There was a Trello card with a remark from @johnk about an idea from Pekr:

Not sure how this would work, but it is an interesting excercise to think about. Something that bridges between unix and rebol syntax like:

ls | greb 'some alpha ".reb"'

(assuming a few more built in rules/charsets)

May need a collect/keep kind of wrapper to retrieve data cleanly.

This would be a very small subset of what @BlackATTR's QUERY could do...but it seems like it wouldn't hurt if we went ahead and made this program as a test and put it in the ren-c-stdio repository.

I've already made things like TAC (backwards unix CAT), where the goal is to see how essential and correct we can make things:

I like the idea of making GREB similarly essential, and part of the samples. Worth doing.

(Note that grep was itself originally framed as a one-line awk program.)

I'll also throw in a little ping that it would be nice to have a simple web app that exposed PARSE functionality with some highlighting, like http://regexpal.com/. Seems sometimes we get such big ideas in our head we forget to do the small ones (!)

2 Likes

Greb Lives.

https://github.com/hostilefork/greb

It's of course catastrophically slow as such utilities go. But, design first, then optimize.

I've started it off on the right foot, with a test. Not a complicated one...it just filters a pre-made list of filenames, and makes sure it gets the expected results:

test-greb.yml (Line 90)

So that shows it working on Mac, Linux, and Windows.

What's Next For Greb?

Rulesets coming from a file are clearly an important feature. So instead of:

cat data.txt | greb "your <rule> here"

You would want to say:

cat data.txt | greb %my-rules.greb

But what format would these rules files take? How do they separate defining rules from running rules? How do they do #include of other files for rules they use?

For instance, some-a: [some "a"] could mean "assign a block to represent the reusable SOME-A rule". Or it could mean "run the some combinator on the input looking for the letter a, and then store the result in the variable some-a".

When we write source code, we make that separation by having code outside of PARSE that assigns the rules, then inside the PARSE it's run. But greb is hiding the call to PARSE and making it implicit. So what's the limit of what a greb file does?
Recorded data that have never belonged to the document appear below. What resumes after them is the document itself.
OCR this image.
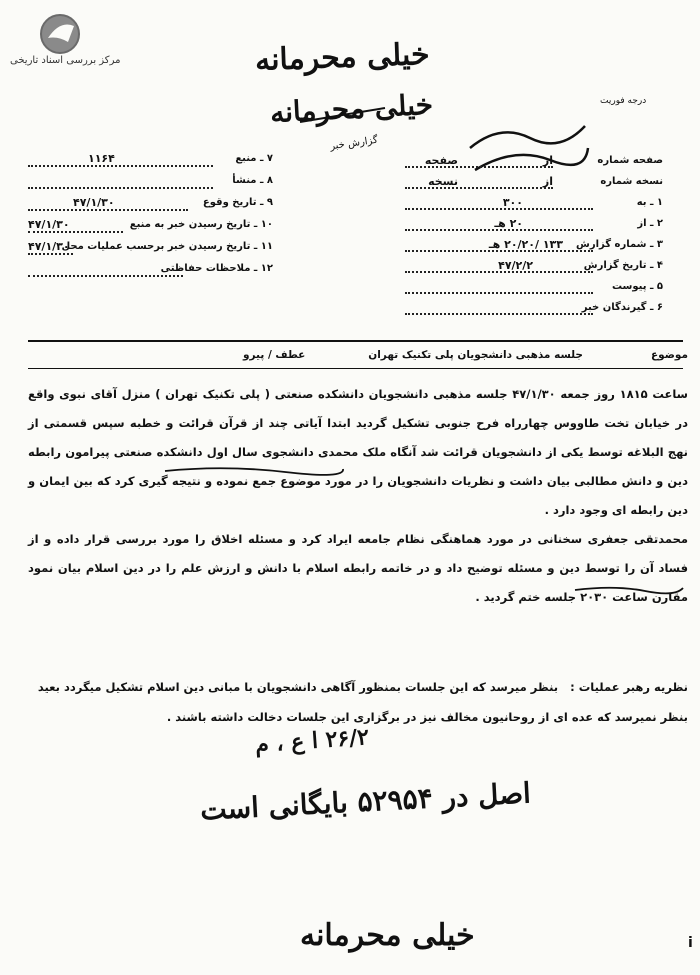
مرکز بررسی اسناد تاریخی	خیلی محرمانه
خیلی محرمانه
گزارش خبر
درجه فوریت
صفحه شماره
از
صفحه
نسخه شماره
از
نسخه
۱ ـ به
۳۰۰
۲ ـ از
۲۰ هـ
۳ ـ شماره گزارش
۱۳۳ /۲۰/۲۰ هـ
۴ ـ تاریخ گزارش
۴۷/۲/۲
۵ ـ پیوست
۶ ـ گیرندگان خبر
۷ ـ منبع
۱۱۶۴
۸ ـ منشأ
۹ ـ تاریخ وقوع
۴۷/۱/۳۰
۱۰ ـ تاریخ رسیدن خبر به منبع
۴۷/۱/۳۰
۱۱ ـ تاریخ رسیدن خبر برحسب عملیات محل
۴۷/۱/۳۰
۱۲ ـ ملاحظات حفاظتی
موضوع
جلسه مذهبی دانشجویان پلی تکنیک تهران
عطف / پیرو

ساعت ۱۸۱۵ روز جمعه ۴۷/۱/۳۰ جلسه مذهبی دانشجویان دانشکده صنعتی ( پلی تکنیک تهران ) منزل آقای نبوی واقع در خیابان تخت طاووس چهارراه فرح جنوبی تشکیل گردید ابتدا آیاتی چند از قرآن قرائت و خطبه سپس قسمتی از نهج البلاغه توسط یکی از دانشجویان قرائت شد آنگاه ملک محمدی دانشجوی سال اول دانشکده صنعتی پیرامون رابطه دین و دانش مطالبی بیان داشت و نظریات دانشجویان را در مورد موضوع جمع نموده و نتیجه گیری کرد که بین ایمان و دین رابطه ای وجود دارد .

محمدتقی جعفری سخنانی در مورد هماهنگی نظام جامعه ایراد کرد و مسئله اخلاق را مورد بررسی قرار داده و از فساد آن را توسط دین و مسئله توضیح داد و در خاتمه رابطه اسلام با دانش و ارزش علم را در دین اسلام بیان نمود مقارن ساعت ۲۰۳۰ جلسه ختم گردید .

نظریه رهبر عملیات : بنظر میرسد که این جلسات بمنظور آگاهی دانشجویان با مبانی دین اسلام تشکیل میگردد بعید بنظر نمیرسد که عده ای از روحانیون مخالف نیز در برگزاری این جلسات دخالت داشته باشند .
۲۶/۲ ا ع ، م
اصل در ۵۲۹۵۴ بایگانی است
خیلی محرمانه	i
Maybe you define rules, and it checks to see if there's one called main... if there's not, you still have to provide a string of rule code to get it kicked off?

:man_shrugging:

That's one question. But then, how would the binding work?

This first take on greb implementation shows that I don't try to BIND things like DIGIT and ALPHA, but rather slip them into the combinator set. That's actually how DESTRUCTURE works as well.

There's a lot which this seemingly-"simple" task points out about things we may not have elegant solutions for. So it's definitely worth looking at.

Anyway, it has been started!

2 Likes